When the process was eventually started to remove the incorrect diagnosis of EUPD from Zoe’s record, the inquest heard that it “took just days to remedy”. Mr Broadbridge said that he could see “very little justification” for the delay and, by this point, Zoe’s trust in her in NHS staff had already been shattered.

Referencing a statement made by Zoe’s mum, Jean Zaremba, Mr Broadbridge said that the incorrect diagnosis had been “impossible” for Zoe to come to terms with and she “could not live” with it.

As a consequence of the breakdown of trust, the court heard that no effective care plan or care coordinator had been appointed to Zoe by Tees, Esk and Wear Valleys NHS Trust and, as a result, her final discharge from inpatient treatment in May 2020 had been “improvised”.

Mr Broadbridge said that she had been discharged with “some, but no effective care” and described her subsequent treatment as “reactive not proactive”.

He described Zoe as having “lurched from crisis to crisis” and said that the “care or lack of care that she underwent” posed a “real and immediate risk” to her life, adding that she received “very limited support”.

In concluding Zoe’s inquiry, Mr Broadbridge said: “[Zoe] had a history of repeated self harm and repeated attempts on her own life and should have received mental health care from community mental health service as well as inpatient care.

She withdrew from those services because she did not trust those to keep her safe, in part because of clinicians failure to understand her autistic condition and their reliance on an unsubstantiated, attributed mental disorder instead.”

He added: “I find that Zoe died because of suicide, and to which I’m going to add a brief narrative and that narrative will be that her death was contributed to by the actions and inactions of the mental health clinicians entrusted to keep her safe, within a care system that was underdeveloped to manage an autistic individual with complex needs.”

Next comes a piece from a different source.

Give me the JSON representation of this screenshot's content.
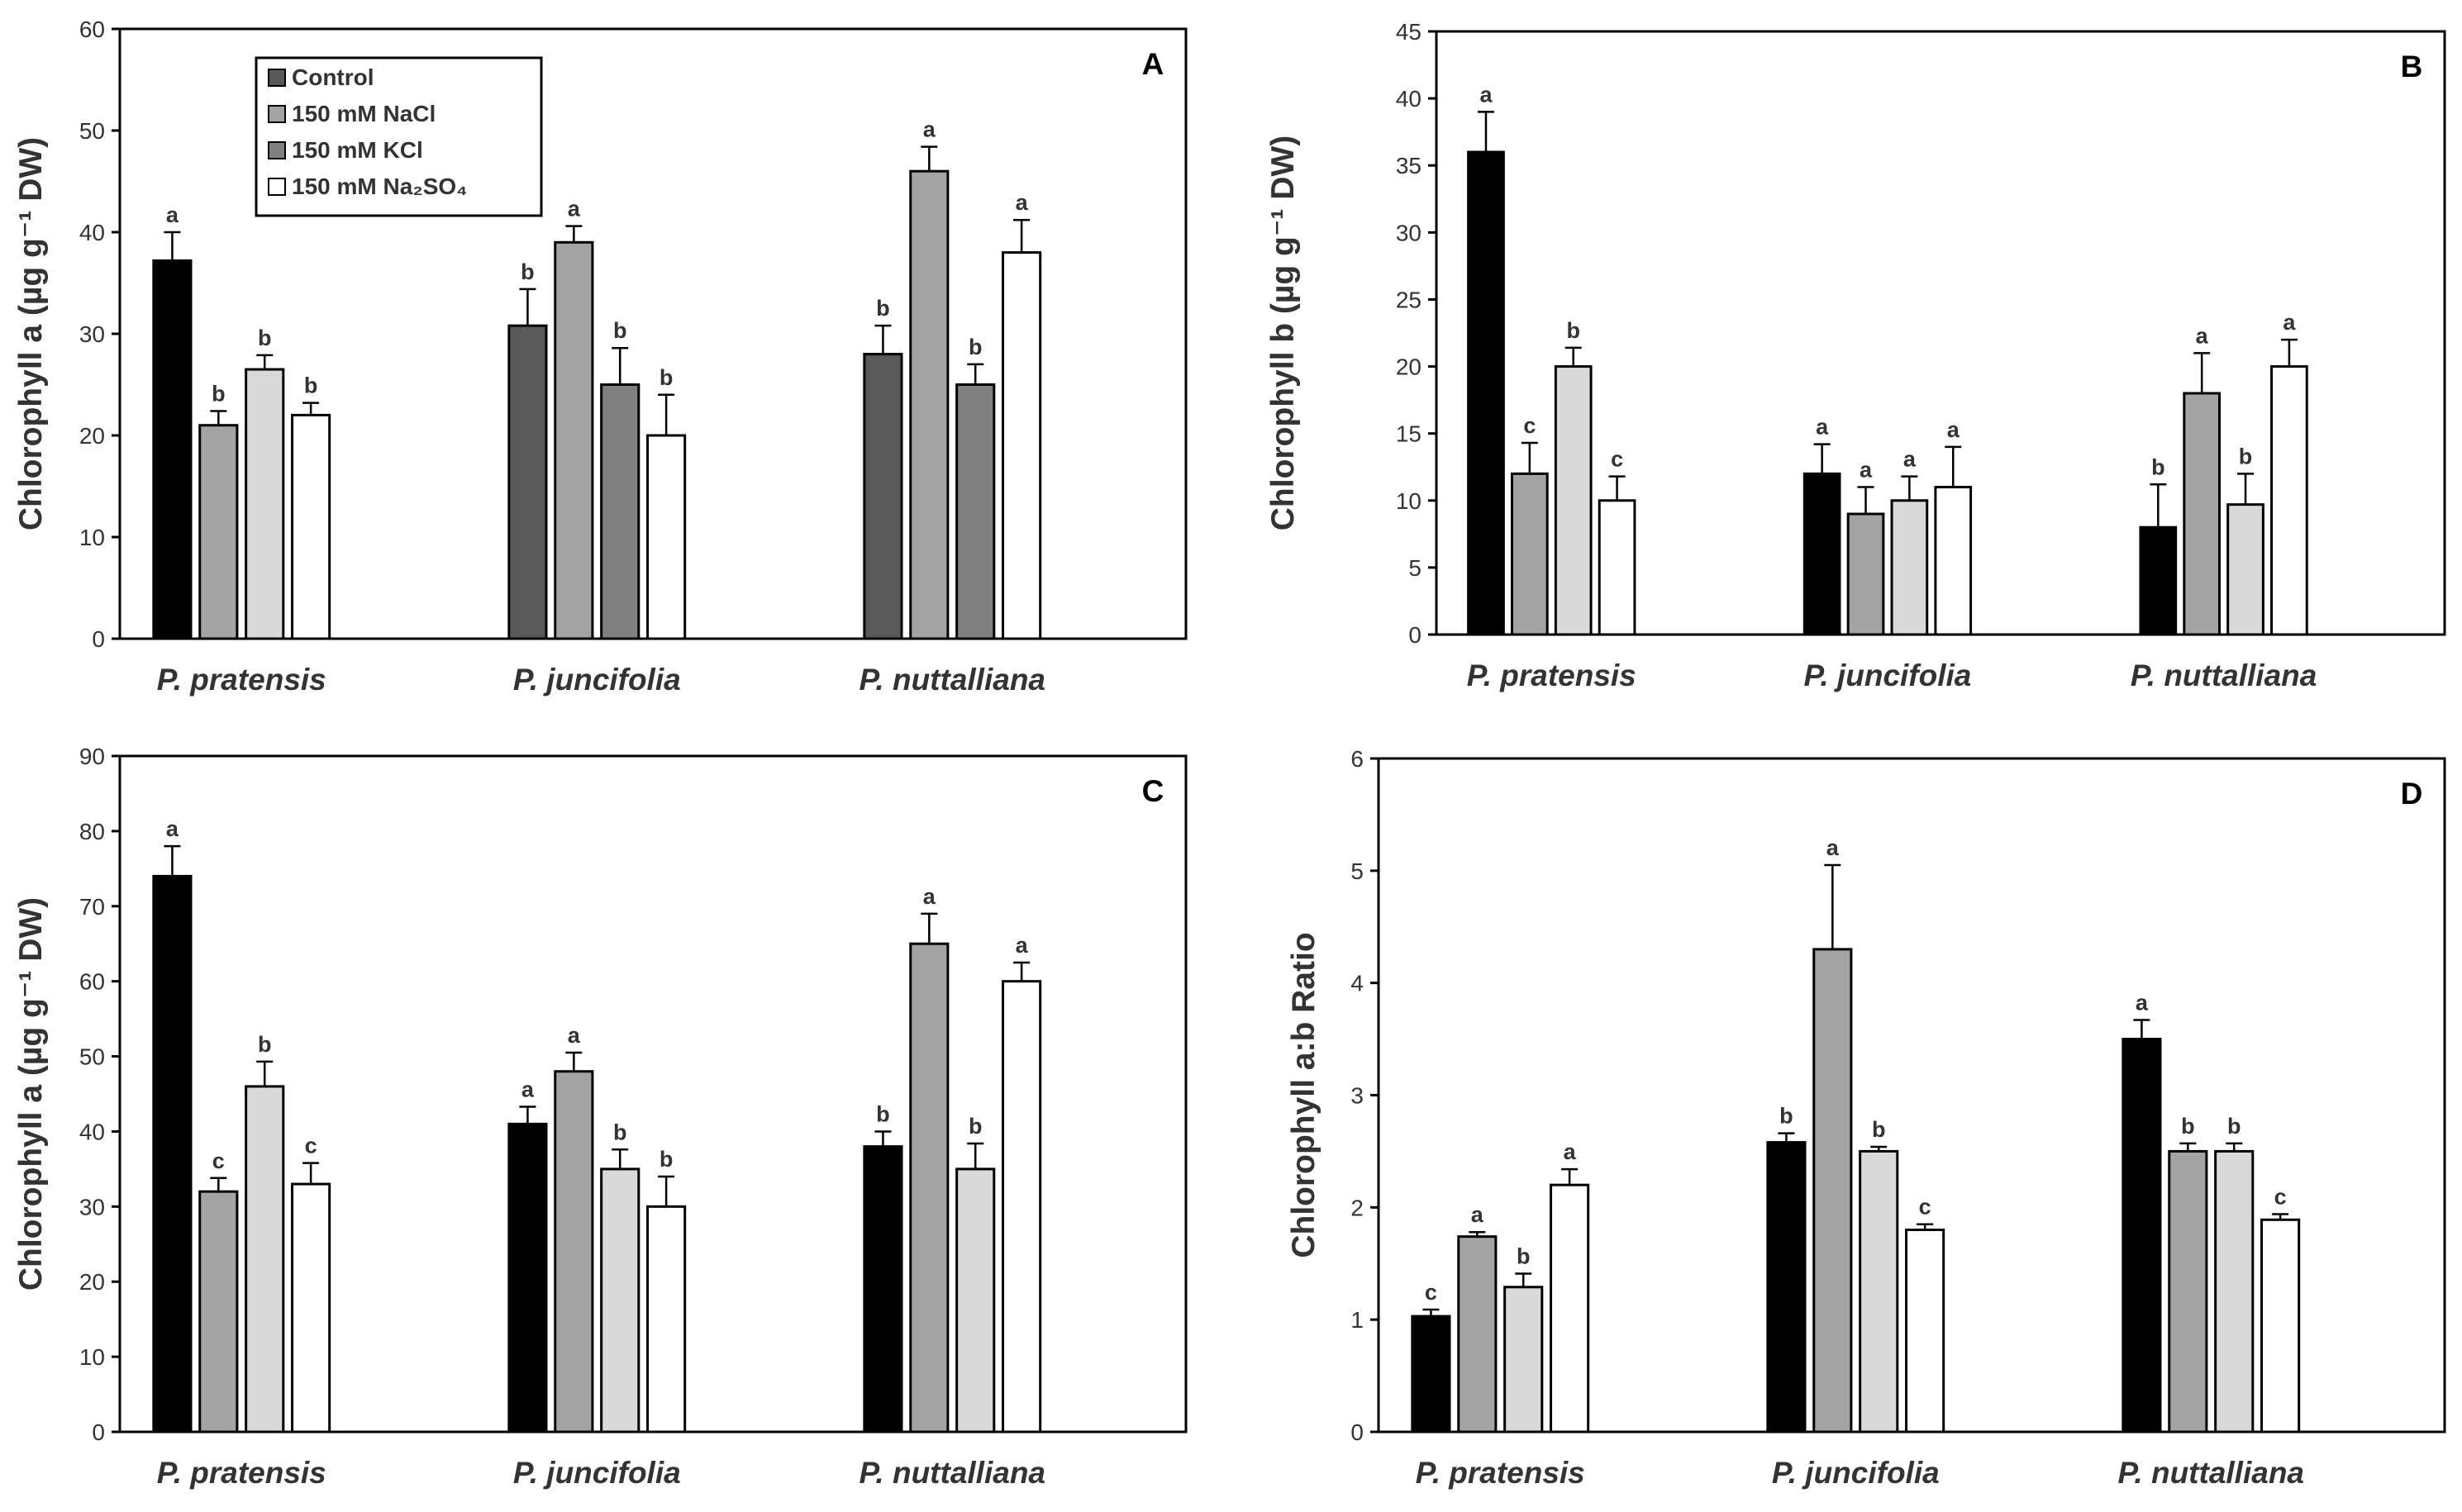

The inquest heard that, while engaging with adult mental health services, Zoe’s autism was “not understood” by those tasked with caring for her.

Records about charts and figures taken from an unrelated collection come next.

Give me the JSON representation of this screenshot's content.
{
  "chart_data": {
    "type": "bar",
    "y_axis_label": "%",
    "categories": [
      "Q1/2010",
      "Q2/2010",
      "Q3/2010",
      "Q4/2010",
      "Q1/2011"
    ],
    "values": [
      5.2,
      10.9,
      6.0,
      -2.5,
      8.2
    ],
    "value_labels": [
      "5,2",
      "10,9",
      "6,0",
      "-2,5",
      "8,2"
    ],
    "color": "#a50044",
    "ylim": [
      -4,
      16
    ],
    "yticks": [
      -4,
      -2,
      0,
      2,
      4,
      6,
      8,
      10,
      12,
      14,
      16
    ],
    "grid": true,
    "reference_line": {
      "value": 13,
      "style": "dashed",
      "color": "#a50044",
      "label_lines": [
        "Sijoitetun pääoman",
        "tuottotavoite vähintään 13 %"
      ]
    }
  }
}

Mr Broadbridge said: “Her condition was regarded as for others to address, not for all to do so. There was a want of working in partnership with her.

“Zoe’s distress was overwhelming over a long period, she died because she could no longer cope with that distress caused by the perceived injustice caused by others.”

He recommended that a Section 28 report – that is intended to help prevent future deaths – be sent to the Minister of State for Care and Mental Health, Gillian Keegan.

He said that he also intends to write a letter to the NHS trust, indicating a concern for the way the trust handles patients diagnosed with autism.

Speaking to Zoe’s mum, Mr Broadbridge said: “Mrs Zaremba, I can’t even begin to imagine the distress you’ve gone through but to those of your family who are here, her friends and those involved I offer my deepest condolences for your loss.”